Day 19 – Of the Potomac and Chesapeake

Sean’s Journal: Interstate 95 going south just clipped the northern tip of Delaware. Before I knew it, I was in the Baltimore, Maryland, metro area. I drove around the Baltimore waterfront, so historic and colorful. Then, I became a typical tourist, and gratefully so. Vince had advised me to not pass through the Baltimore area on the way to DC without stopping to have a genuine Maryland blue crab meal. These crabs are the legendary products of the Chesapeake Bay. 

Hand-to-Claw. It was an early lunch, but I was anxious to get to DC—to the National Mall. So, I found an authentic local café with knotty-pine decor, tables covered with brown paper, and trophy fish mounted on the walls. The seating was family style, so I asked a group of three people sitting at a large table if I could join them. They were most inviting and quite jovial. Then came the crabs in a galvanized bucket and poured in two piles on our table. There were implements for dissecting the crabs, but mostly it was hand-to-claw combat. There was plenty of drawn butter and other accompaniments to our crab. Wow and double wow! Those sweet crabs are lip-smacking good. I’ll never forget this lunch. I now know why EVERYBODY does it.

District of Columbia. I took the famous I-495 beltway most of the way around the District of Columbia. The traffic was crazy-busy. I crossed the beautiful Potomac River a couple of times.  Before I headed to the National Mall, I wanted to see the Latter-day Saints temple that sits on a hill and looms above the trees at just the right bend in the freeway. Whatever your religious persuasion might be, this beautiful, gleaming-white building is a must-see, at least from the beltway if not up-close. I eventually found my way to a parking lot not too far from the National Mall.

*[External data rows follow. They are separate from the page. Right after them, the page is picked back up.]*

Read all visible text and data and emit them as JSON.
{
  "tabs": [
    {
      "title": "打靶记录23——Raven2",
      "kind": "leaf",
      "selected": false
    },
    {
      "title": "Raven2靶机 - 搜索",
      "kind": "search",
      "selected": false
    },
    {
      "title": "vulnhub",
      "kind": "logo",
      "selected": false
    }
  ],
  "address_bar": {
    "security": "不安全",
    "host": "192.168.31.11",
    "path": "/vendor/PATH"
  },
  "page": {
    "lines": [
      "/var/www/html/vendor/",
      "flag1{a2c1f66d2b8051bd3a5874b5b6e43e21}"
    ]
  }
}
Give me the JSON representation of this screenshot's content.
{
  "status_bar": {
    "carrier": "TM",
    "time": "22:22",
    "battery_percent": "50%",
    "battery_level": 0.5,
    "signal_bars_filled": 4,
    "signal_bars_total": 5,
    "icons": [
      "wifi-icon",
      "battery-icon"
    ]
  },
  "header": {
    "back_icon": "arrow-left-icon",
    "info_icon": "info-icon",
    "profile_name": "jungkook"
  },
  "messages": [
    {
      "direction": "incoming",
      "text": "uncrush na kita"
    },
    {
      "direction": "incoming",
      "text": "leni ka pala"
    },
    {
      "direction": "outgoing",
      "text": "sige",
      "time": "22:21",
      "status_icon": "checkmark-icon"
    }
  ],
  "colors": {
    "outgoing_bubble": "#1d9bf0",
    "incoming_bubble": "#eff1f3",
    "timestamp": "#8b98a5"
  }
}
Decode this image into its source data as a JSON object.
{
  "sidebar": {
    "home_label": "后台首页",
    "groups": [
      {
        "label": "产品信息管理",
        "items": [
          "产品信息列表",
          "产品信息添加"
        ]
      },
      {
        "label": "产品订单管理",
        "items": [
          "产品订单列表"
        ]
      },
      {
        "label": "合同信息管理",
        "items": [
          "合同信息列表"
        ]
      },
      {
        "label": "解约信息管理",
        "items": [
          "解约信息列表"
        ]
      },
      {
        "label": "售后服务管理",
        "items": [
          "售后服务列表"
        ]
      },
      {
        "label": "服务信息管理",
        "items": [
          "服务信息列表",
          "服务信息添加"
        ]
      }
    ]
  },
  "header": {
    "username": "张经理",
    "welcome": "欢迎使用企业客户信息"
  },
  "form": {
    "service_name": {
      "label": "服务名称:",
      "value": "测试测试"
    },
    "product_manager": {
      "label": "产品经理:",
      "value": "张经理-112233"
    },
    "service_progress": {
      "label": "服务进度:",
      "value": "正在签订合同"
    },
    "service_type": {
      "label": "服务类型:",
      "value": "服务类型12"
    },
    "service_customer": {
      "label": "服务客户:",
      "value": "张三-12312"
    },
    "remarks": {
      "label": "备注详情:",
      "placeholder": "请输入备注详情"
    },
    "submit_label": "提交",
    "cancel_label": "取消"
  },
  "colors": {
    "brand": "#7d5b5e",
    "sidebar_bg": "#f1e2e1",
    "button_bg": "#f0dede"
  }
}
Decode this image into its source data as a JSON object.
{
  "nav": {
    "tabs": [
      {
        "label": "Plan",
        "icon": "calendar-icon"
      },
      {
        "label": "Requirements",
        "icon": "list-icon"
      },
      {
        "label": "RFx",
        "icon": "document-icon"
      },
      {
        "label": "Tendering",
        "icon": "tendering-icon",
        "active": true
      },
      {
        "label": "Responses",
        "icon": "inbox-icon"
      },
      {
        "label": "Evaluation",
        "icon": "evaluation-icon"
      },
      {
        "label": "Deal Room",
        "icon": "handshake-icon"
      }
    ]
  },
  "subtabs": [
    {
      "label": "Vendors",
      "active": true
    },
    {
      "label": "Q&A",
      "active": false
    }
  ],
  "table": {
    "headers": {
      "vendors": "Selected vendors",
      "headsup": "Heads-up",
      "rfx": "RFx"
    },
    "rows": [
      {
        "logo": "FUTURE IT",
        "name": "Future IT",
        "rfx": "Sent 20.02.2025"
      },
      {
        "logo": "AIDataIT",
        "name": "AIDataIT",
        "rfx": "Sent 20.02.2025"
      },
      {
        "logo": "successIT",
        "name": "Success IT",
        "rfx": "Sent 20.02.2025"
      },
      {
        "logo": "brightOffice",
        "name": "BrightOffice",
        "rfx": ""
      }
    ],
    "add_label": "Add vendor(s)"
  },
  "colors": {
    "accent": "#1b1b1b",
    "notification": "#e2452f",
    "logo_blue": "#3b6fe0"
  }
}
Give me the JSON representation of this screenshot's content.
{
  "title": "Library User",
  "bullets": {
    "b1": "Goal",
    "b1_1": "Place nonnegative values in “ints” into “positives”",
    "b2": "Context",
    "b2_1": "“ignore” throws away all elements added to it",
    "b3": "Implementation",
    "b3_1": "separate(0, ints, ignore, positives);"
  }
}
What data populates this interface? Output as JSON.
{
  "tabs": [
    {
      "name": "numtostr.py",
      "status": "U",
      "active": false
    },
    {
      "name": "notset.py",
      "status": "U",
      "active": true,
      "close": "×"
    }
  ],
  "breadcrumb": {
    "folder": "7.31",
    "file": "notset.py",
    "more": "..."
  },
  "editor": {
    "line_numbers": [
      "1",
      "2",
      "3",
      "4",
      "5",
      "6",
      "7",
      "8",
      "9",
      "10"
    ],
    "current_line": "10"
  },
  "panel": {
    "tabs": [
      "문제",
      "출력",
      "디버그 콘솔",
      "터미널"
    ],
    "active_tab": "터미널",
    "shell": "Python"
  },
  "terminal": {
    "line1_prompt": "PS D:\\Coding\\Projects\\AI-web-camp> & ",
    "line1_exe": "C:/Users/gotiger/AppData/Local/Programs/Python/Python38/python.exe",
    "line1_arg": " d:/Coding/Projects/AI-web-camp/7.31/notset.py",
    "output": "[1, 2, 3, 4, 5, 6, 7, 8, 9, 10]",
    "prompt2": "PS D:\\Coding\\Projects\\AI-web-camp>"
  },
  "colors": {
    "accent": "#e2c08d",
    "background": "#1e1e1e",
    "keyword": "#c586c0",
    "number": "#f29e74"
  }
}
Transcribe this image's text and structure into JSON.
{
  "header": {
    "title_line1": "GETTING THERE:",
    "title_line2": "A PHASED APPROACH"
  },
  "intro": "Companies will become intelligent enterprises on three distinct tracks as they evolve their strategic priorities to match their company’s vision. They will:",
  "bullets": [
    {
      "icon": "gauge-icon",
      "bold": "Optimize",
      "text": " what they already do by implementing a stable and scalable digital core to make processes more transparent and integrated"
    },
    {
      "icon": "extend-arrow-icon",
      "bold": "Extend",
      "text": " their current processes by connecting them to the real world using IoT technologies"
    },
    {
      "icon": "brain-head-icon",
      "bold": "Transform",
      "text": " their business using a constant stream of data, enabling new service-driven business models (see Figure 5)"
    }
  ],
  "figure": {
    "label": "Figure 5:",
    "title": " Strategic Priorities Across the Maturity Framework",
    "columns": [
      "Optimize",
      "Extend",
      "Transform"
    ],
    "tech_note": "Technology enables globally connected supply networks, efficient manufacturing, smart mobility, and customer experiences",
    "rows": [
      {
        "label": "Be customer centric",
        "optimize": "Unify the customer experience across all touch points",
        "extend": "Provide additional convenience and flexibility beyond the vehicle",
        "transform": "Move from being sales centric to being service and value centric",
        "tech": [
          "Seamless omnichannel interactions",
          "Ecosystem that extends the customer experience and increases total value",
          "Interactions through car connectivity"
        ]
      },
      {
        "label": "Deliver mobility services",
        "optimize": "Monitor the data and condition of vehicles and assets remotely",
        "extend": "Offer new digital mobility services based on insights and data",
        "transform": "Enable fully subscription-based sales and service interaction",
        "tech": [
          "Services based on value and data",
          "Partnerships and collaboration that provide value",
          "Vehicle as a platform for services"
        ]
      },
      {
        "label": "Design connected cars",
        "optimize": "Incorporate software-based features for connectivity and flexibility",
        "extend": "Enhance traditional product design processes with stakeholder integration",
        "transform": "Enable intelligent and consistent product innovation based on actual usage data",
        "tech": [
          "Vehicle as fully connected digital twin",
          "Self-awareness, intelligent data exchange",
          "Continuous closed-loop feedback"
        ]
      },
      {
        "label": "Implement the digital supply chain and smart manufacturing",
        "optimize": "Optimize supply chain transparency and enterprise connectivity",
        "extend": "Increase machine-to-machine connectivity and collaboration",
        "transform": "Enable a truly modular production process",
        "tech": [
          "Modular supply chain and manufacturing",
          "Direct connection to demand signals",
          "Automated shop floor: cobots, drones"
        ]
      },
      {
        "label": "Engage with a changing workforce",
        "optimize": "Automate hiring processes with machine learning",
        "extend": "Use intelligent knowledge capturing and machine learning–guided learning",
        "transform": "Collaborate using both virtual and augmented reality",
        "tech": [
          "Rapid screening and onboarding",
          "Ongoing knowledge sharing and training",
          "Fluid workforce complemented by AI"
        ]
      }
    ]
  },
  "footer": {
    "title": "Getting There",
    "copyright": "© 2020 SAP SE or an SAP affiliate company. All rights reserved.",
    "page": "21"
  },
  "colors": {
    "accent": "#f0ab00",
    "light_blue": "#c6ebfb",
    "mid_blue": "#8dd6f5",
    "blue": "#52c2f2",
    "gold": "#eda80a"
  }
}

The classicized image of the Washington Monument shown below is a perfect way to convey the spirit of this place. There is no way I can do justice to the National Mall experience by simply sharing photos, Internet links, or my own narrative. I am so glad I came here. I spent the afternoon going from one memorial to another, from one historic building to another, and enjoying occasional park bench conversations with other tourists from everywhere in the world. To the readers of our blog, I strongly suggest that you put a pilgrimage to our nation’s capital on your galvanized bucket list along with the blue crab from Chesapeake Bay. Here is a link to get started:

Tomorrow morning, I plan to return to the mall at sunrise, catch a flag-raising ceremony, have breakfast, and then begin my long journey westward.

Vince’s Response: I totally agree, Sean. A visit to our nation’s capital is a pilgrimage. Marie and I took our three youngest sons there. Our four older children were already grown, married, and on their ways through life. In fact, we had gone to visit our eldest daughter and her family who lived near DC in Manassas, Virginia. And, yes, our sons loved the same sights and patriotic spirit that you experienced. As you might expect, they especially enjoyed the Air & Space Museum. On one business trip, I visited DC alone and discovered my favorite building: The Old Post Office Pavilion. You are so right, the list of Internet links would be half-a-page long, if you and I attempted to describe our nation’s capital in this blog. Finally, I agree that the Latter-day Saints temple is so beautiful and serene. Marie and I have special memories of visiting there when we lived on the East Coast.

Of the Potomac River and the Chesapeake Bay. It is worthy of mention that our readers may want to Google and study the fascinating history of the Potomac River that accentuates the beauty of our nation’s capital. Also, one of the most fascinating geographical features of the east coast is the Chesapeake Bay. It is the largest estuary in the U.S. and the third largest in the world–200 miles long and as much as 35 miles wide. It covers 64,000 square miles with 11,684 miles of shoreline bordering six states and the District of Columbia. It is a source of livelihood and recreation for the 17 million people who live, work, and play within this watershed and its maze of rivers and harbors. It is a natural/ecological wonder of the world.         

Homeward Bound. Enjoy your trip westward to Utah. Your family and mine can now begin to count the days until you return. We’ll have a celebratory, outdoor barbecue dinner as Utahn’s do. No steamed crabs, but we’ll grill whatever you like at our Owl’s Nest and dine upon our now-famous, hand-built White Fir picnic table to which you contributed. We’ll look forward to meeting your dad and sisters.

Bookends: (1) Capture the local culture when you can—whether steamed crabs or patriotic memorials. (2) Homeward bound is good. (3) Enjoy the ride and stop to smell the roses often.